В первые часы и дни после получения потаенного известия я как будто увидал, почуял нечто совершенно новое, прежде не являвшееся и в мыслях, но на обдумывание времени уж не нашел; зато в Сибири, когда времени было предостаточно, не раз возвращался я к тем самым дням, и теперь вот что хочу излить на бумагу.
Тайна, кругом потаенные шепотки, тайные сборища…
Генерал-губернатор Голицын узнает о смерти императора в те же часы, что и мы, хотя даже ему не полагалось знать прежде Петербурга.
И тем более, что не может никому объявить. В Екатеринин день прикидывается больным и посылает адъютанта с поздравлениями нескольким главным московским Катеринам. Однако балы запретить не может до объявления официального траура, и я прихожу на один раут: вижу, что полицмейстер знает, и вице-губернатор знает — лица у обоих длинные, — и всеведущий Александр Яковлевич Булгаков, конечно, уж пронюхал. Но все эти почтенные лица, как я позже удостоверился, за редчайшими исключениями, таились друг от друга, а от всех таился преосвященный Филарет, знавший главную тайну, что в Успенском соборе (как и в петербургских присутственных местах) хранится с 1823 года конверт, запечатанный Александром: российский престол наследует Николай мимо Константина…
И если глянуть шире, не только на Москву тех дней, но на всю Россию тех дней и лет, — что же увидим?
Прежде всего — Главное тайное общество, ей-ей, почище всех наших, взятых вместе: разумею — верховную власть. Вот вам логическая цепочка, причем далеко не вся: царь Александр хочет будто бы перемен и, действительно, велит подготовить конституцию — о том знают единицы (нашим рассказывали Вяземский, Николай Тургенев). Казалось бы, зачем при такой репетиции большого всероссийского сюрприза заводить военные поселения? Оказывается, и тут был секретный план, неизвестный даже министрам, — еще один «заговор сверху» (об этом я кое-что узнал недавно, но расскажу после, если успею). Еще одна тайна.
Отречение: в 1819-м, оказывается, Николаю сообщено, что он наследник, и Константин вскоре напишет отречение, но о том почти никто не извещен, страна не извещена, да и сами царские братья, хотя и знают, все равно как бы и не знают — государственная тайна для самих себя?
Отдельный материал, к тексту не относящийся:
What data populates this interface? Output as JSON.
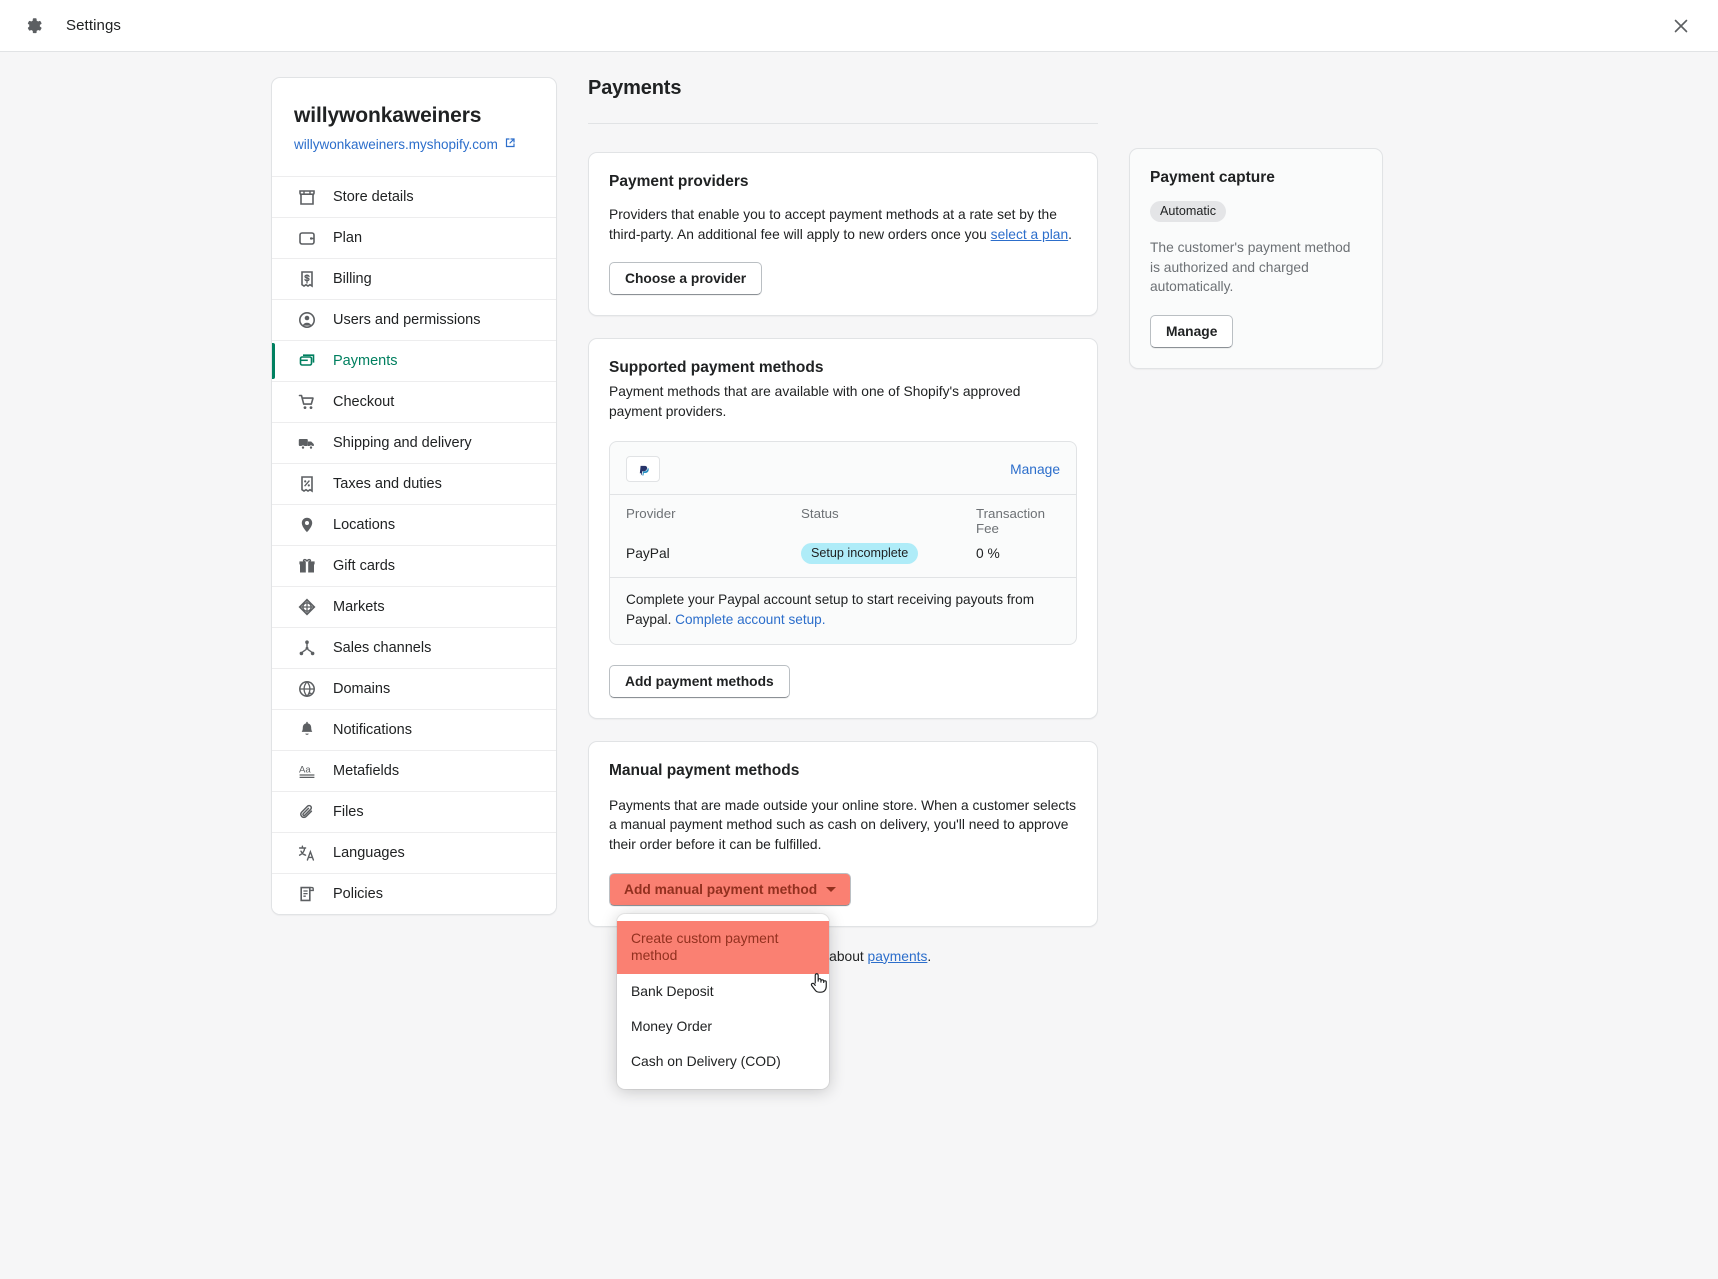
{
  "window": {
    "title": "Settings",
    "gear_icon": "gear-icon",
    "close_icon": "close-icon"
  },
  "sidebar": {
    "store_name": "willywonkaweiners",
    "store_url": "willywonkaweiners.myshopify.com",
    "external_link_icon": "external-link-icon",
    "items": [
      {
        "label": "Store details",
        "icon": "store-icon",
        "active": false
      },
      {
        "label": "Plan",
        "icon": "wallet-icon",
        "active": false
      },
      {
        "label": "Billing",
        "icon": "receipt-dollar-icon",
        "active": false
      },
      {
        "label": "Users and permissions",
        "icon": "user-icon",
        "active": false
      },
      {
        "label": "Payments",
        "icon": "payment-card-icon",
        "active": true
      },
      {
        "label": "Checkout",
        "icon": "shopping-cart-icon",
        "active": false
      },
      {
        "label": "Shipping and delivery",
        "icon": "truck-icon",
        "active": false
      },
      {
        "label": "Taxes and duties",
        "icon": "percent-receipt-icon",
        "active": false
      },
      {
        "label": "Locations",
        "icon": "map-pin-icon",
        "active": false
      },
      {
        "label": "Gift cards",
        "icon": "gift-icon",
        "active": false
      },
      {
        "label": "Markets",
        "icon": "globe-target-icon",
        "active": false
      },
      {
        "label": "Sales channels",
        "icon": "network-nodes-icon",
        "active": false
      },
      {
        "label": "Domains",
        "icon": "globe-icon",
        "active": false
      },
      {
        "label": "Notifications",
        "icon": "bell-icon",
        "active": false
      },
      {
        "label": "Metafields",
        "icon": "text-aa-icon",
        "active": false
      },
      {
        "label": "Files",
        "icon": "paperclip-icon",
        "active": false
      },
      {
        "label": "Languages",
        "icon": "translate-icon",
        "active": false
      },
      {
        "label": "Policies",
        "icon": "scroll-document-icon",
        "active": false
      }
    ]
  },
  "main": {
    "page_title": "Payments",
    "providers": {
      "heading": "Payment providers",
      "description_part1": "Providers that enable you to accept payment methods at a rate set by the third-party. An additional fee will apply to new orders once you ",
      "description_link": "select a plan",
      "description_part2": ".",
      "button": "Choose a provider"
    },
    "supported": {
      "heading": "Supported payment methods",
      "description": "Payment methods that are available with one of Shopify's approved payment providers.",
      "manage_link": "Manage",
      "provider_logo": "paypal-logo-icon",
      "columns": {
        "provider": "Provider",
        "status": "Status",
        "fee": "Transaction Fee"
      },
      "row": {
        "provider": "PayPal",
        "status": "Setup incomplete",
        "fee": "0 %"
      },
      "footer_text": "Complete your Paypal account setup to start receiving payouts from Paypal. ",
      "footer_link": "Complete account setup",
      "footer_end": ".",
      "add_button": "Add payment methods"
    },
    "manual": {
      "heading": "Manual payment methods",
      "description": "Payments that are made outside your online store. When a customer selects a manual payment method such as cash on delivery, you'll need to approve their order before it can be fulfilled.",
      "button": "Add manual payment method",
      "caret_icon": "chevron-down-icon",
      "menu": [
        {
          "label": "Create custom payment method",
          "highlighted": true
        },
        {
          "label": "Bank Deposit",
          "highlighted": false
        },
        {
          "label": "Money Order",
          "highlighted": false
        },
        {
          "label": "Cash on Delivery (COD)",
          "highlighted": false
        }
      ],
      "cursor_icon": "pointing-hand-cursor-icon"
    },
    "footer": {
      "text_before": "Learn more about ",
      "link": "payments",
      "text_after": "."
    }
  },
  "right": {
    "capture": {
      "heading": "Payment capture",
      "badge": "Automatic",
      "description": "The customer's payment method is authorized and charged automatically.",
      "button": "Manage"
    }
  },
  "colors": {
    "accent_green": "#008060",
    "link_blue": "#2c6ecb",
    "highlight_salmon": "#fa8072",
    "badge_teal": "#afecf8",
    "page_bg": "#f6f6f7"
  }
}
Но и это не все: царь знает о нашем тайном союзе, причем сведения имеет явно преувеличенные, а при том прикидывается, будто вообще ничего не знает, и мы почти верим, что он не знает, но ошибаемся…
Наконец, собственные разговоры Александра об отречении, и — чем дьявол не шутит — только ли разговоры?
В общем, наверху постоянно был, так сказать, заговор наизнанку. Чем больше я думаю над царскими делами, тем более нахожу удивляющее сходство с нами, нашим комплотом.
Ты скажешь, Евгений, что это тривиальность; что, борясь с мятежниками, правительство должно действовать еще более секретно, чем они: все так, тривиально! Но слыханное ли дело, чтобы одновременно, во дворце и в подполье, царь и цареубийцы в глубочайшей тайне друг от друга готовили конституционные проекты, дабы осчастливить Россию?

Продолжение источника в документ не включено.